While our emphasis on marriage and coupledom is problematic for many reasons, this is just one instance of our tendency towards creating a false sense of urgency. This urgency has a more pervasive impact throughout our lives because it trains us from an early age to continually think about the future. It’s important to have life goals, but if we are always looking ahead we often miss the moments for exploration. These are the moments in which we get to know ourselves, moments in which solid relationships and connections occur. This is not a new idea, but it has important implications for educators and parents.
If we are continually emphasizing the future with our children, the end of class, the end of the unit, the grade in the course, the GPA on the transcript, the end of high school, acceptance to a good college, getting a top job, finding a life partner, getting married, having children, etc…we move our focus away from the moments of growth and exploration that will help young people actually reach these milestones (or others) and feel fulfilled. By continually fixating on these traditional milestones, it not only skews our focus to the future, it places these options on a pedestal, while diminishing less traditional paths that might ultimately lead to more happiness, contentment, and success in the long run.

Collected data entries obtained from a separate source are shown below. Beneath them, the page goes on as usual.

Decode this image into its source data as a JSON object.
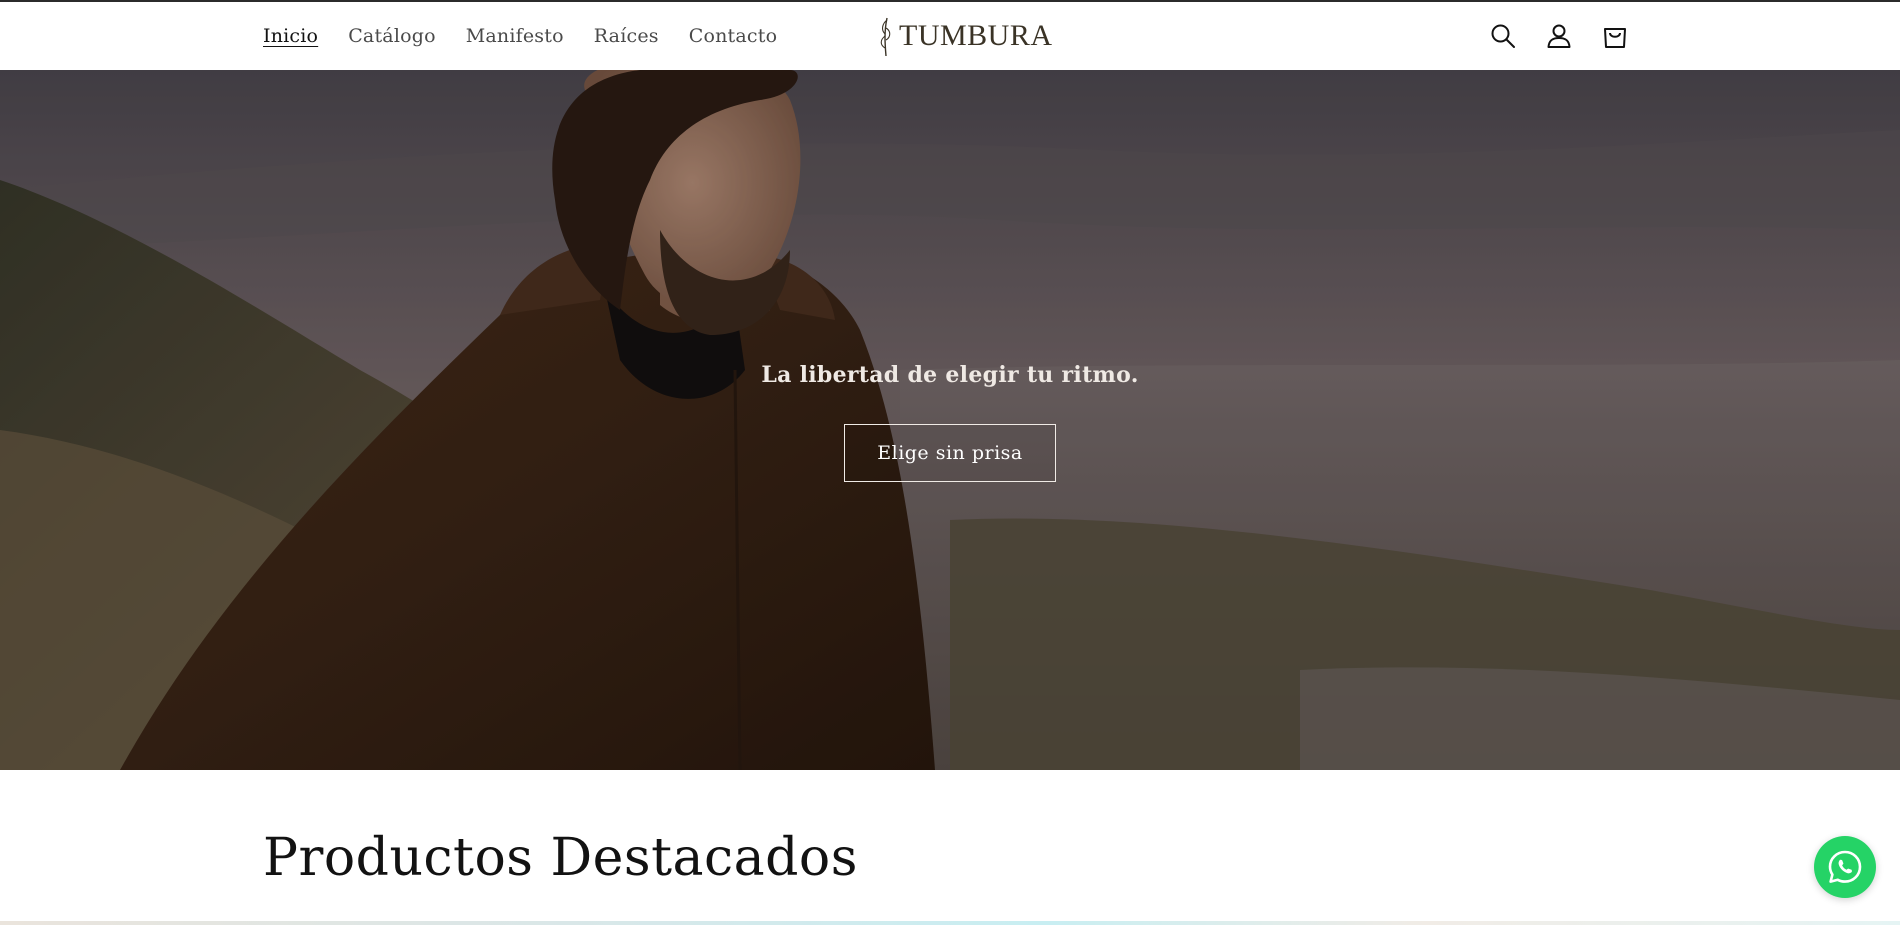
{
  "header": {
    "nav": [
      {
        "label": "Inicio",
        "active": true
      },
      {
        "label": "Catálogo",
        "active": false
      },
      {
        "label": "Manifesto",
        "active": false
      },
      {
        "label": "Raíces",
        "active": false
      },
      {
        "label": "Contacto",
        "active": false
      }
    ],
    "logo_text": "TUMBURA",
    "icons": [
      "search-icon",
      "account-icon",
      "cart-icon"
    ]
  },
  "hero": {
    "title": "La libertad de elegir tu ritmo.",
    "button_label": "Elige sin prisa"
  },
  "featured": {
    "title": "Productos Destacados"
  },
  "floating": {
    "icon": "whatsapp-icon",
    "color": "#25d366"
  },
  "colors": {
    "logo": "#3a3326",
    "text": "#121212",
    "accent_green": "#25d366"
  }
}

This idea is best captured in a quote by Arthur Ashe:
“Success is a journey, not a destination. The doing is often more important than the outcome.”
When the end of the year is in sight, teachers tend to think about how little time there is left and yet so far to go, a vision focused on the outcome–the final measure–and not the process. We continue to talk about how relationships must precede wellbeing, learning, and growth, but the system keeps pushing us to complete another evaluation, standard, or test. And to add to these system shortcomings, we lean on a false sense of urgency that the student must go from point A to point Z, forgetting it’s all about the moments in between. These moments build the relationship that allows for growth and fulfillment.
So take a moment to consider what is truly urgent, growth or the grade, finding happiness or marriage. If you focus on the outcome, you may miss what’s actually at play: the doing, the exploration, and the building of relationships.
How can we as teachers keep from falling into a bad romance created by a false sense of urgency?
- First, actually build relationships, don’t just talk about their importance. Relationships cannot be quantified, tracked, or recorded, no matter how hard we try. Stop trying. Make a point to talk to each student everyday. Ask more questions. Listen first.
- Provide time for exploration so that you and your students can better understand yourselves and each other. Play is okay. Every minute of the day does not need to be scheduled. Structured time has its place, but unstructured time is also extremely valuable.
- Reflect, reflect, reflect on the doing and not only on a single specified outcome. I triple dog dare you to start a blog. It’s common to say that there isn’t enough time for reflection, but intentional reflection can and should be a part of your professional and personal life. Reflect with your students. Encourage your students to practice reflection.
- When all else fails just smile, take a deep breath, and have some fun. You can let the waves crash into you or you can find a way enjoy the chaos. Repeat the words of Jon Kabat-Zinn:
“You can’t stop the waves, but you can learn to surf.”